Sous lieutenant René Paul Louis Dousinelle was a French World War I flying ace credited with nine confirmed and three unconfirmed aerial victories.

==Early life and infantry service==
René Paul Louis Dousinelle was born in Maisons-Laffitte on 2 June 1891. He began military service as an infantryman in the 155e Regiment d'Infanterie on 9 October 1912. He was mentioned in dispatches while serving as a soldier.

==Aerial service==
He received Military Pilot's Brevet No. 4349 on 27 August 1916. He then went on to advanced training at Pau and Cazaux. On 6 April 1917, he was assigned to Escadrille 311, only to be transferred a week later to Escadrille 48. He reported to his new unit as a sergeant pilot. He scored his maiden victory on 21 September 1917, sharing a win over a German two-seater reconnaissance aircraft with Sergent René Montrion. The next day, he shared another victory, teaming with adjutant Georges Blanc to take down an Albatros two-seater. On 7 October, he helped another pilot destroy a German fighter aircraft. Two days later, he was promoted to adjutant.

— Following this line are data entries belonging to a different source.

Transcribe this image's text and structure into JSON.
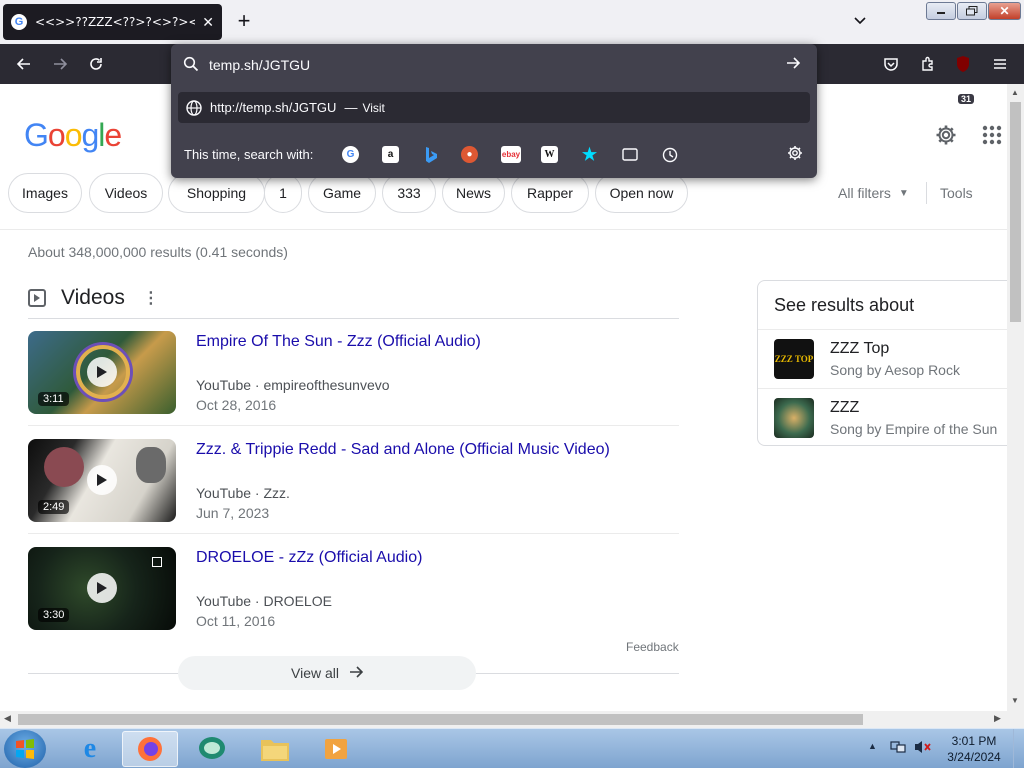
{
  "browser": {
    "tab_title": "<<>>??ZZZ<??>?<>?><?><",
    "tab_favicon": "G",
    "colors": {
      "tab_bg": "#1c1b22",
      "toolbar_bg": "#2b2a33",
      "urlbar_bg": "#42414d"
    }
  },
  "toolbar": {
    "ublock_badge": "31"
  },
  "urlbar": {
    "value": "temp.sh/JGTGU",
    "suggestion_url": "http://temp.sh/JGTGU",
    "suggestion_sep": "—",
    "suggestion_action": "Visit",
    "search_with_label": "This time, search with:",
    "engines": [
      "google",
      "amazon",
      "bing",
      "duckduckgo",
      "ebay",
      "wikipedia",
      "bookmarks",
      "tabs",
      "history"
    ]
  },
  "google": {
    "logo_letters": [
      "G",
      "o",
      "o",
      "g",
      "l",
      "e"
    ],
    "chips": [
      "Images",
      "Videos",
      "Shopping",
      "1",
      "Game",
      "333",
      "News",
      "Rapper",
      "Open now"
    ],
    "all_filters": "All filters",
    "tools": "Tools",
    "stats": "About 348,000,000 results (0.41 seconds)",
    "videos_heading": "Videos",
    "videos": [
      {
        "title": "Empire Of The Sun - Zzz (Official Audio)",
        "source": "YouTube · empireofthesunvevo",
        "date": "Oct 28, 2016",
        "duration": "3:11"
      },
      {
        "title": "Zzz. & Trippie Redd - Sad and Alone (Official Music Video)",
        "source": "YouTube · Zzz.",
        "date": "Jun 7, 2023",
        "duration": "2:49"
      },
      {
        "title": "DROELOE - zZz (Official Audio)",
        "source": "YouTube · DROELOE",
        "date": "Oct 11, 2016",
        "duration": "3:30"
      }
    ],
    "feedback": "Feedback",
    "view_all": "View all",
    "knowledge": {
      "title": "See results about",
      "items": [
        {
          "name": "ZZZ Top",
          "sub": "Song by Aesop Rock",
          "thumb_text": "ZZZ TOP"
        },
        {
          "name": "ZZZ",
          "sub": "Song by Empire of the Sun"
        }
      ]
    },
    "colors": {
      "link": "#1a0dab",
      "muted": "#70757a"
    }
  },
  "taskbar": {
    "time": "3:01 PM",
    "date": "3/24/2024"
  }
}
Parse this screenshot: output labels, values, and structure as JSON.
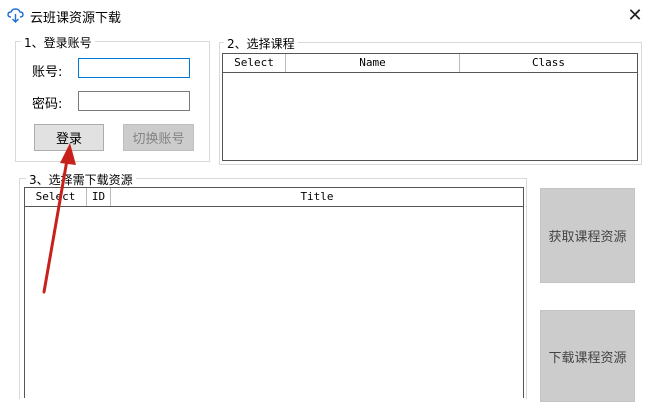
{
  "window": {
    "title": "云班课资源下载",
    "close_glyph": "✕",
    "app_icon": "cloud-download-icon"
  },
  "login": {
    "legend": "1、登录账号",
    "account_label": "账号:",
    "account_value": "",
    "password_label": "密码:",
    "password_value": "",
    "login_button": "登录",
    "switch_button": "切换账号"
  },
  "courses": {
    "legend": "2、选择课程",
    "columns": [
      "Select",
      "Name",
      "Class"
    ]
  },
  "resources": {
    "legend": "3、选择需下载资源",
    "columns": [
      "Select",
      "ID",
      "Title"
    ]
  },
  "actions": {
    "fetch_button": "获取课程资源",
    "download_button": "下载课程资源"
  },
  "annotation": {
    "color": "#c8201a"
  }
}
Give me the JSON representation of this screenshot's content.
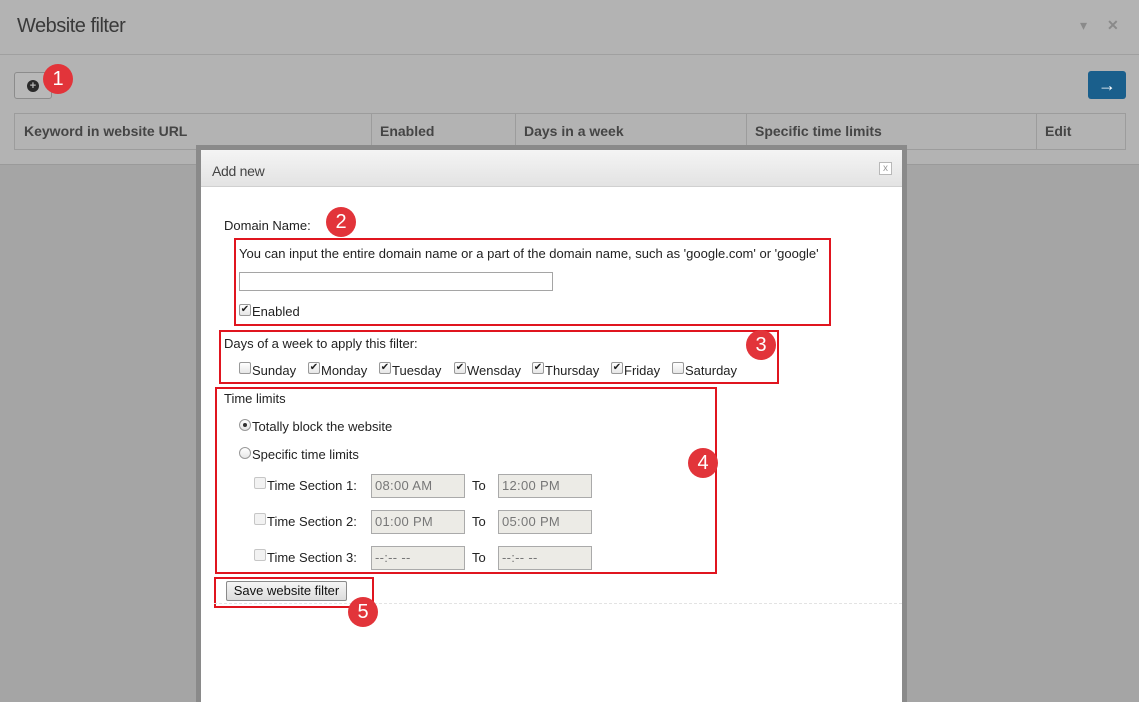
{
  "panel": {
    "title": "Website filter",
    "collapse_icon": "caret-down-icon",
    "close_icon": "close-icon",
    "add_icon": "plus-circle-icon",
    "next_icon": "arrow-right-icon",
    "columns": [
      "Keyword in website URL",
      "Enabled",
      "Days in a week",
      "Specific time limits",
      "Edit"
    ]
  },
  "markers": [
    "1",
    "2",
    "3",
    "4",
    "5"
  ],
  "modal": {
    "title": "Add new",
    "close_label": "x",
    "domain_label": "Domain Name:",
    "domain_hint": "You can input the entire domain name or a part of the domain name, such as 'google.com' or 'google'",
    "domain_value": "",
    "enabled_label": "Enabled",
    "enabled_checked": true,
    "days_label": "Days of a week to apply this filter:",
    "days": [
      {
        "label": "Sunday",
        "checked": false
      },
      {
        "label": "Monday",
        "checked": true
      },
      {
        "label": "Tuesday",
        "checked": true
      },
      {
        "label": "Wensday",
        "checked": true
      },
      {
        "label": "Thursday",
        "checked": true
      },
      {
        "label": "Friday",
        "checked": true
      },
      {
        "label": "Saturday",
        "checked": false
      }
    ],
    "time_limits_label": "Time limits",
    "block_label": "Totally block the website",
    "specific_label": "Specific time limits",
    "to_label": "To",
    "sections": [
      {
        "label": "Time Section 1:",
        "from": "08:00 AM",
        "to": "12:00 PM"
      },
      {
        "label": "Time Section 2:",
        "from": "01:00 PM",
        "to": "05:00 PM"
      },
      {
        "label": "Time Section 3:",
        "from": "--:-- --",
        "to": "--:-- --"
      }
    ],
    "save_label": "Save website filter"
  },
  "colors": {
    "accent": "#1a5f8c",
    "marker": "#e2343a",
    "highlight": "#e0151f"
  }
}
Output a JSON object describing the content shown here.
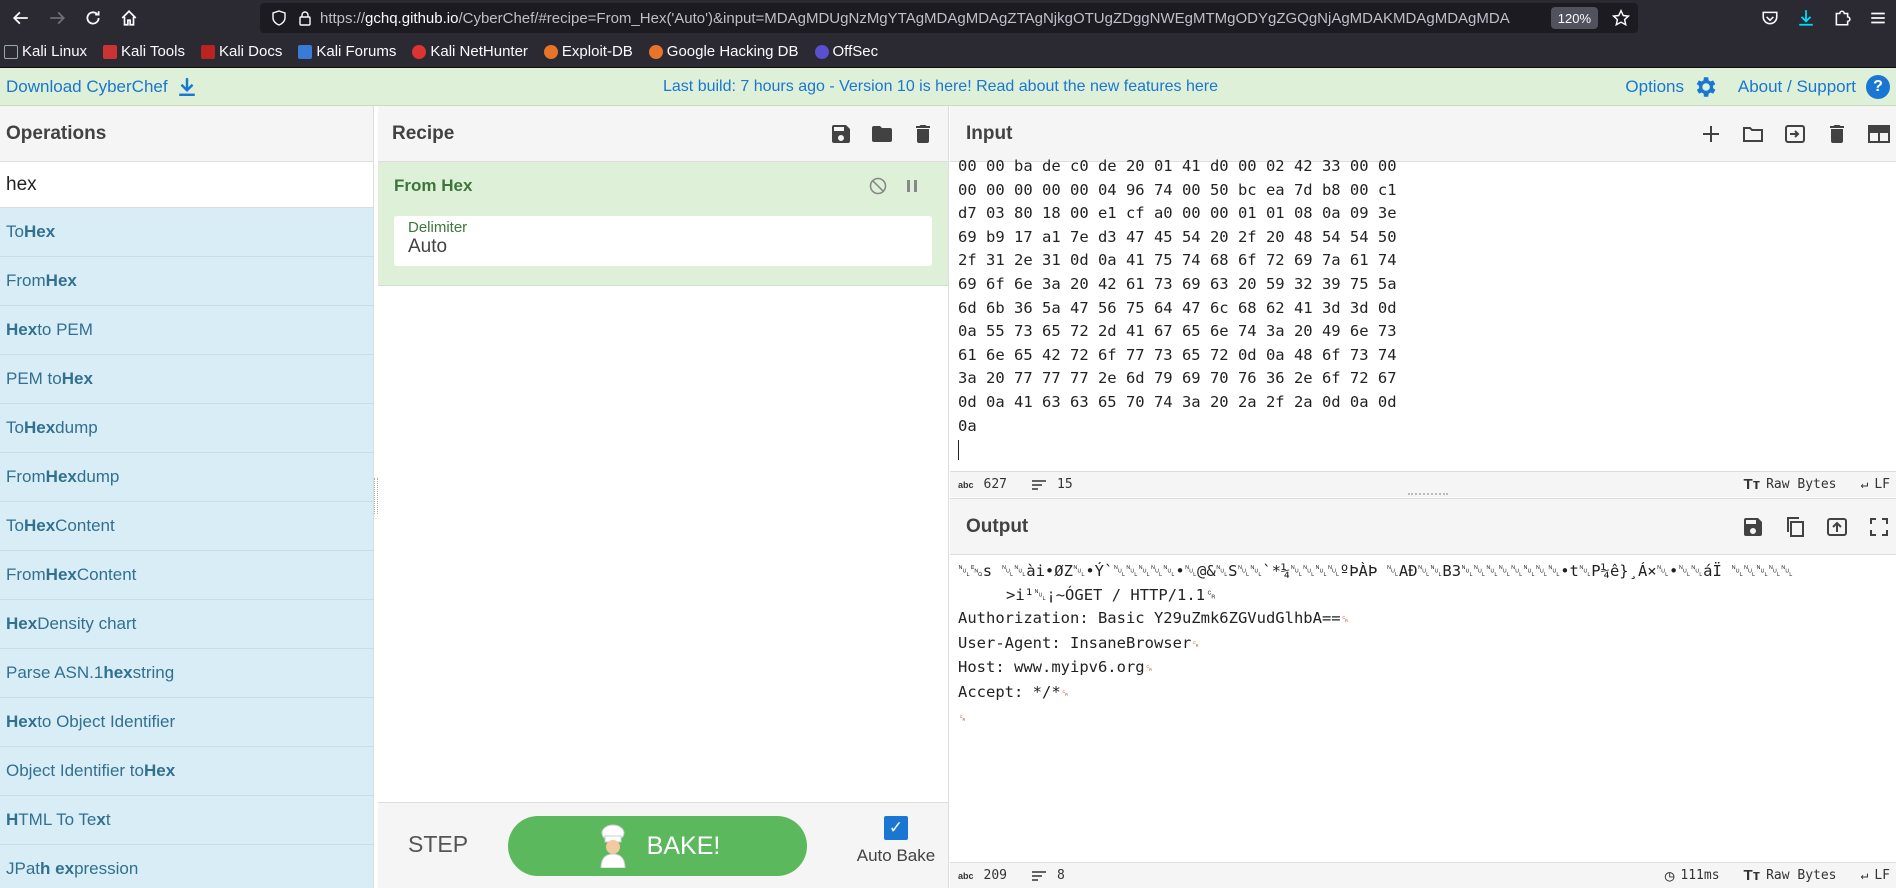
{
  "browser": {
    "url_prefix": "https://",
    "url_host": "gchq.github.io",
    "url_rest": "/CyberChef/#recipe=From_Hex('Auto')&input=MDAgMDUgNzMgYTAgMDAgMDAgZTAgNjkgOTUgZDggNWEgMTMgODYgZGQgNjAgMDAKMDAgMDAgMDA",
    "zoom": "120%",
    "bookmarks": [
      "Kali Linux",
      "Kali Tools",
      "Kali Docs",
      "Kali Forums",
      "Kali NetHunter",
      "Exploit-DB",
      "Google Hacking DB",
      "OffSec"
    ]
  },
  "banner": {
    "download": "Download CyberChef",
    "notice": "Last build: 7 hours ago - Version 10 is here! Read about the new features here",
    "options": "Options",
    "about": "About / Support"
  },
  "operations": {
    "title": "Operations",
    "search_value": "hex",
    "items": [
      {
        "pre": "To ",
        "bold": "Hex",
        "post": ""
      },
      {
        "pre": "From ",
        "bold": "Hex",
        "post": ""
      },
      {
        "pre": "",
        "bold": "Hex",
        "post": " to PEM"
      },
      {
        "pre": "PEM to ",
        "bold": "Hex",
        "post": ""
      },
      {
        "pre": "To ",
        "bold": "Hex",
        "post": "dump"
      },
      {
        "pre": "From ",
        "bold": "Hex",
        "post": "dump"
      },
      {
        "pre": "To ",
        "bold": "Hex",
        "post": " Content"
      },
      {
        "pre": "From ",
        "bold": "Hex",
        "post": " Content"
      },
      {
        "pre": "",
        "bold": "Hex",
        "post": " Density chart"
      },
      {
        "pre": "Parse ASN.1 ",
        "bold": "hex",
        "post": " string"
      },
      {
        "pre": "",
        "bold": "Hex",
        "post": " to Object Identifier"
      },
      {
        "pre": "Object Identifier to ",
        "bold": "Hex",
        "post": ""
      },
      {
        "pre": "",
        "bold": "H",
        "post": "TML To Te",
        "bold2": "x",
        "post2": "t"
      },
      {
        "pre": "JPat",
        "bold": "h ex",
        "post": "pression"
      }
    ]
  },
  "recipe": {
    "title": "Recipe",
    "op_name": "From Hex",
    "arg_label": "Delimiter",
    "arg_value": "Auto",
    "step": "STEP",
    "bake": "BAKE!",
    "auto_bake": "Auto Bake"
  },
  "input": {
    "title": "Input",
    "lines": [
      "00 00 ba de c0 de 20 01 41 d0 00 02 42 33 00 00",
      "00 00 00 00 00 04 96 74 00 50 bc ea 7d b8 00 c1",
      "d7 03 80 18 00 e1 cf a0 00 00 01 01 08 0a 09 3e",
      "69 b9 17 a1 7e d3 47 45 54 20 2f 20 48 54 54 50",
      "2f 31 2e 31 0d 0a 41 75 74 68 6f 72 69 7a 61 74",
      "69 6f 6e 3a 20 42 61 73 69 63 20 59 32 39 75 5a",
      "6d 6b 36 5a 47 56 75 64 47 6c 68 62 41 3d 3d 0d",
      "0a 55 73 65 72 2d 41 67 65 6e 74 3a 20 49 6e 73",
      "61 6e 65 42 72 6f 77 73 65 72 0d 0a 48 6f 73 74",
      "3a 20 77 77 77 2e 6d 79 69 70 76 36 2e 6f 72 67",
      "0d 0a 41 63 63 65 70 74 3a 20 2a 2f 2a 0d 0a 0d",
      "0a"
    ],
    "chars": "627",
    "line_count": "15",
    "encoding": "Raw Bytes",
    "eol": "LF"
  },
  "output": {
    "title": "Output",
    "line1": "␀␅s ␀␀ài•ØZ␀•Ý`␀␀␀␀␀•␀@&␀S␀␀`*¼␀␀␀␀ºÞÀÞ ␀AÐ␀␀B3␀␀␀␀␀␀␀␀•t␀P¼ê}¸Á×␀•␀␀áÏ ␀␀␀␀␀",
    "line2": ">i¹␀¡~ÓGET / HTTP/1.1␍",
    "line3": "Authorization: Basic Y29uZmk6ZGVudGlhbA==",
    "line4": "User-Agent: InsaneBrowser",
    "line5": "Host: www.myipv6.org",
    "line6": "Accept: */*",
    "chars": "209",
    "line_count": "8",
    "time": "111ms",
    "encoding": "Raw Bytes",
    "eol": "LF"
  }
}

On 31 May 1918, he was commissioned as a temporary sous-lieutenant. Dousinelle then shot down another German reconnaissance aircraft on 5 June, followed by double victories on both the 11th and the 28th. His ninth victory, on 22 July 1918, preceded his receipt of the Légion d'honneur five days later. Previously, he had won the Médaille militaire and both French and Belgian Croix de guerres. His Légion d'honneur citation referred to one of his double victories, probably that of 11 June: "Recently, accompanied by two young pilots, he did not hesitate to attack an enemy patrol of eleven scouts and downed two in our lines."

In October 1918, Dousinelle was relieved of combat duty and sent for a rest.

==Later life==
René Dousinelle died on 28 January 1963.